Tuesday October 2nd, 9:15 am – Room: Salle Sophie Germain
Speaker: Keita Teranishi, Sandia National Laboratories, California
Keita Teranishi received the BS and MS degrees from the University of Tennessee, Knoxville, in 1998 and 2000, respectively, and the PhD degree from Penn State University, in 2004. He is principal member of technical staff with Sandia National Laboratories.

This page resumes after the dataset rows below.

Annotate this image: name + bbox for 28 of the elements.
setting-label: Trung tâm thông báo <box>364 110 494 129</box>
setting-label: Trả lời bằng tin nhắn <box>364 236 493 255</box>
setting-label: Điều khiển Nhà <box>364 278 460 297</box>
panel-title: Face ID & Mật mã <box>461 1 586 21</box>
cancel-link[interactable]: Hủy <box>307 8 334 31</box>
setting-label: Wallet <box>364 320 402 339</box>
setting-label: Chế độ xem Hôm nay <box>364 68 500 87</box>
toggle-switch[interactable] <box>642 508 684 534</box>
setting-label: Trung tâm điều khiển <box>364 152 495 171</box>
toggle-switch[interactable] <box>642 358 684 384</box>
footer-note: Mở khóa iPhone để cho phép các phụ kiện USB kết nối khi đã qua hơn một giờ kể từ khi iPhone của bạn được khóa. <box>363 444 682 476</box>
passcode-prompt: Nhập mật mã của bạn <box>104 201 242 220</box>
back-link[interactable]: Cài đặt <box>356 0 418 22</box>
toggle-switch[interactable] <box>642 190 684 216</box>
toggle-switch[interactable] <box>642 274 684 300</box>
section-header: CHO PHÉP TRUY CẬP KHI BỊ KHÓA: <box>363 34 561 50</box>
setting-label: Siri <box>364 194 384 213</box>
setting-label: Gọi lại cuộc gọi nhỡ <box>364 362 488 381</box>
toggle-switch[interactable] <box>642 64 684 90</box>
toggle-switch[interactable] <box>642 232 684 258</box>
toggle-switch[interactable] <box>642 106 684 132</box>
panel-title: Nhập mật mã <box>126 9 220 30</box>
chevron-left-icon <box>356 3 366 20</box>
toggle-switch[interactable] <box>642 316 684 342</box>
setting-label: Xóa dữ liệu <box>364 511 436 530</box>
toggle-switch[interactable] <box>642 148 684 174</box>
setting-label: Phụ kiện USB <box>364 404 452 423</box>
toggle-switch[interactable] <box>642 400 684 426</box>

Title: Scalable, Efficient Fault Tolerance in Asynchronous Many Task (AMT) Programming Models
Abstract: With growing scale and complexity of computational systems, HPC applications are increasingly susceptible to a wide variety of hardware and software faults. Accordingly, applications are ill-equipped to deal with the full spectrum of possible faults and often their response, particularly in synchronous programming models, is disproportionate to fault rate. Alternatively, Local Failure Local Recovery (LFLR), is based on the notion that a fault recovery that is localized around their occurrence is more scalable and efficient than a bulk response. LFLR is more amenable with an asynchronous programming model as opposed to synchronous ones. In this study, we demonstrate the efficiency and scalability of task-based fault recovery methodologies: task-replication and task-replay in an exemplar AMT runtime, Habanero-C++. The data/task semantics and API in Habanero were augmented to include functionality for the recovery techniques in a manner that incurs negligible overhead. Three representative mini-applications were implemented in Habanero to study the performance overhead of the recovery strategies at varying fault rates: 1-D explicit stencil, 3-D explicit stencil and sparse-matrix vector multiplication. Experiments with the three applications show that, with an efficient load balancing strategy, the additional cost incurred due to fault recovery (additional tasks) is proportional to rate of failed tasks.